George pega no leme e guia o barco pelo canal. Está uma tarde quente e nublada. Pergunto-lhes se estão contentes.

"Sim", diz George.

"Sim", diz Noreen. "Eu estou."

Uma garça azul voa a meia distância, batendo as suas asas longas e esguias. Pergunto a Noreen o que é que ainda lhe falta fazer.

"Gostaria de ver este caso resolvido e a justiça feita", diz ela.

"Seria importante para mim antes de deixar esta terra."

"Que a verdade fosse finalmente reconhecida."

George acelera o barco. O motor fica mais alto. A luz quente do sol desce por uma brecha no teto cinzento das nuvens. Aqui está o Mississipi.

"O maior rio da América", diz George.

"Oh," diz Noreen, "esta brisa sabe bem."

Ela ainda está a pensar nessa questão, o que lhe falta realizar, e numa questão relacionada, o que ela mais quer.

"Acho que a outra coisa que quero é que o Johnny saiba que eu tentei", diz ela, querendo dizer que fez tudo o que podia para o salvar quando ele desapareceu.

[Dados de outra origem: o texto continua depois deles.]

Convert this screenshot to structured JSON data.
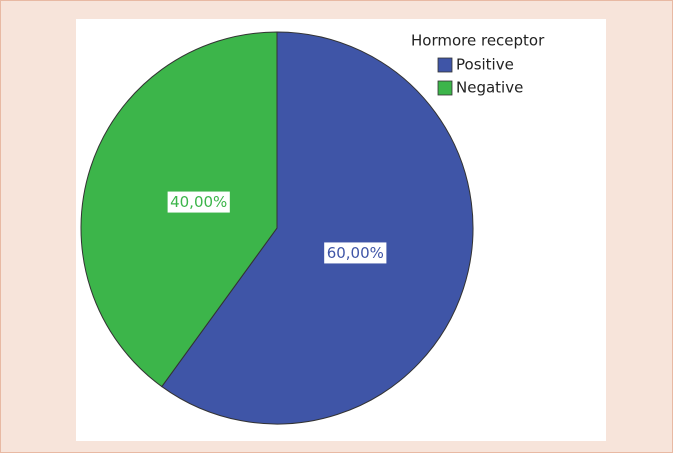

Quando ele ainda era um menino.

"Eu tentei tudo", diz ela. "Tudo."

Ajudou a aprovar o projeto de lei Johnny Gosch do Iowa para garantir que a polícia não esperasse para começar a procurar crianças desaparecidas, teve três empregos para ajudar a pagar os investigadores privados que atravessavam o país à procura de pistas, acordava a meio da noite com novas ideias e escrevia-as no caderno que tinha na mesa de cabeceira, porque ainda era a mãe do Johnny, apesar de ele ter desaparecido.

George conduz o barco rio acima. À esquerda estão os penhascos de Dubuque, Iowa, e à frente, depois da ponte, está Wisconsin. Johnny também está algures lá fora, numa situação desconhecida, e Noreen continua a falar dele, embora seja difícil ouvi-la agora, com o vento e o motor. Mesmo assim, ela continua a falar de Johnny, como se o som da sua voz pudesse mantê-lo vivo, e o barco segue para norte, contra a corrente, pelo meio da América.